La voix de Fandor tremblait. Il souffrait affreusement. Il eut pourtant comme une extraordinaire joie en écoutant Juve.

– Écoute, disait le policier, je ne doutais pas de toi ni de ta décision. Il faut en effet que tu restes auprès de ta mère, mais moi, moi qui suis libre, j’irai rechercher Hélène !

Et, s’efforçant de sourire, Juve ajoutait :

– Et, foi de Juve, je te le promets, Fandor, je te ramènerai ta femme !




IV


Adversaires tragiques

Depuis le matin le vent avait cessé et la mer qui, jusqu’alors, s’enflait en vagues violentes, secouant le bâtiment de belle manière, était soudain devenue calme comme il entrait en rade et stationnait à l’embouchure de la Gironde où l’on devait prendre les derniers passagers, les passagers de grand luxe, ceux qui ne s’embarquaient que là pour éviter le trajet assez long du Havre à Bordeaux.

C’était un grand navire qui portait le nom glorieux de Jean-Bartet qui appartenait à une puissante compagnie assurant les services réguliers de l’Amérique du Sud à la France.

Le Jean-Bartétait parti depuis trois jours et, de toute la vitesse de ses robustes machines, avait longé les côtes de France, venant faire une courte escale à Bordeaux avant de reprendre le large, avant de foncer droit vers l’horizon pour traverser l’Atlantique et venir ranger les côtes américaines.

À bord du Jean-Bart,énorme vaisseau, toute une foule de passagers avaient pris place, riches occupants des cabines de première classe, voyageurs économes qui se contentaient des secondes, de pauvres émigrants, encore parqués dans l’entrepont, mal nourris, à moitié vêtus, et devant vivre un véritable cauchemar de froid, de misère et de souffrance pendant toute la traversée.

À bord du Jean-Bart, notamment, on citait la présence de deux agents consulaires, d’une actrice en renom, d’une jeune divorcée dont la réputation était détestable, et, enfin, d’un général mexicain que l’on se désignait du doigt en disant qu’il retournait dans son pays avec le secret désir de jouer un rôle dans les événements politiques qui perpétuellement bouleversent cette malheureuse et belle contrée.

C’était là, croyait l’état-major du bord, toutes les célébrités, toutes les personnalités marquantes qui avaient pris place à bord du paquebot…

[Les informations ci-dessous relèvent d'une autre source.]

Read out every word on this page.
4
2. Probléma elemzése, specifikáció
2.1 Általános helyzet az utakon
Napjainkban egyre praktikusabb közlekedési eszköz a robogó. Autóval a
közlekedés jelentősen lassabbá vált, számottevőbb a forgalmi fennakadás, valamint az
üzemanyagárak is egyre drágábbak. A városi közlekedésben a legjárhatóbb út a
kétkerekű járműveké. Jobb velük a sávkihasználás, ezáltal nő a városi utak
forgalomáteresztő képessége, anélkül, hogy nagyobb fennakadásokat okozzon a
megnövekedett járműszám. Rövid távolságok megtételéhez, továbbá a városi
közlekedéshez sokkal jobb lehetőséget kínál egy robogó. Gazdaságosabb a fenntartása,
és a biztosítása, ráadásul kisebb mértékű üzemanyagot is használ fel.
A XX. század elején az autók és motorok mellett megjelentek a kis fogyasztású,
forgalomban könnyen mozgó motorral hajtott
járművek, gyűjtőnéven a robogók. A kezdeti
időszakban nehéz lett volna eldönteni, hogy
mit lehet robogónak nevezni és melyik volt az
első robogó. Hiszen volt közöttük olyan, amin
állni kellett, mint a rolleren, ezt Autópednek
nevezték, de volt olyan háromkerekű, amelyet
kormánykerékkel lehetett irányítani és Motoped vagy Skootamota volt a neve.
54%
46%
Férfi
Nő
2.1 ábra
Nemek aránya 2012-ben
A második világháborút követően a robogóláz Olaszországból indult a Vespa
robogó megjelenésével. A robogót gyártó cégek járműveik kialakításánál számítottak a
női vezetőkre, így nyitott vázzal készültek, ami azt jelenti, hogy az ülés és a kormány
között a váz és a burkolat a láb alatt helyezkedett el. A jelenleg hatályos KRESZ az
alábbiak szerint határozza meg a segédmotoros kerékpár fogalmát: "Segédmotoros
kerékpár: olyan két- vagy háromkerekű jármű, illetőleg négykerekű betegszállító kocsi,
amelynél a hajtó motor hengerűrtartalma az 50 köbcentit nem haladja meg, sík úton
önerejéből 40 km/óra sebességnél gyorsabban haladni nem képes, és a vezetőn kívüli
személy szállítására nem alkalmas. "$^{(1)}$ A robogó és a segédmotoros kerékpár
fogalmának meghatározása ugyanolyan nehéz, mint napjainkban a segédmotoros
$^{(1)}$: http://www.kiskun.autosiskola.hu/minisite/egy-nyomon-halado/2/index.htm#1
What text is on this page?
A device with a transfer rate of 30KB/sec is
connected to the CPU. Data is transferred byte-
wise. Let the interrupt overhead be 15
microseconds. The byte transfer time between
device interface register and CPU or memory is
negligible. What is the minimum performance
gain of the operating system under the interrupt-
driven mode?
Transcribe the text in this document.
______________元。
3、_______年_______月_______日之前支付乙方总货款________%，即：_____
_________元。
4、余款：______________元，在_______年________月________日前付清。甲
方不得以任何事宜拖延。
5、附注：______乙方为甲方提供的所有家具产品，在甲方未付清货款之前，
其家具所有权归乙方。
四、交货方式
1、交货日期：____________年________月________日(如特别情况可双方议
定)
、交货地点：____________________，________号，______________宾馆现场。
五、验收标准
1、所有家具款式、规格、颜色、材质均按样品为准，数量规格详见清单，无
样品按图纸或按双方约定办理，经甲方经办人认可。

On en tombait communément d’accord, et pourtant on faisait erreur, grave erreur même, ainsi qu’on ne devait pas tarder à l’apprendre avec stupéfaction.

Le Jean-Bartavait à peine jeté l’ancre, en effet, et courait encore en cercle sur son erre, autour de la chaîne raidie de son ancre, qu’une série de signaux commençaient à s’échanger entre le bâtiment et le sémaphore de la côte. Assurément, on devait communiquer de graves nouvelles, car bientôt, le jeune enseigne qui était de quart ce matin-là, quittait la passerelle du commandement et se dirigeait vers l’arrière du bâtiment où se trouvaient les appartements réservés au commandant du navire.

– Qu’est-ce qu’il y a donc ? demandait l’actrice, qui avait rapidement lié connaissance avec le général mexicain. Sûrement on nous communique une dépêche intéressante. Voyez, tout l’état-major est en l’air !

Des officiers couraient en effet à bord du Jean-Bart, s’abordaient avec des gestes étonnés, semblaient échanger des colloques animés, se demander des renseignements avec une réelle stupéfaction.

Le général mexicain qu’interrogeait l’actrice hocha la tête d’un air convaincu.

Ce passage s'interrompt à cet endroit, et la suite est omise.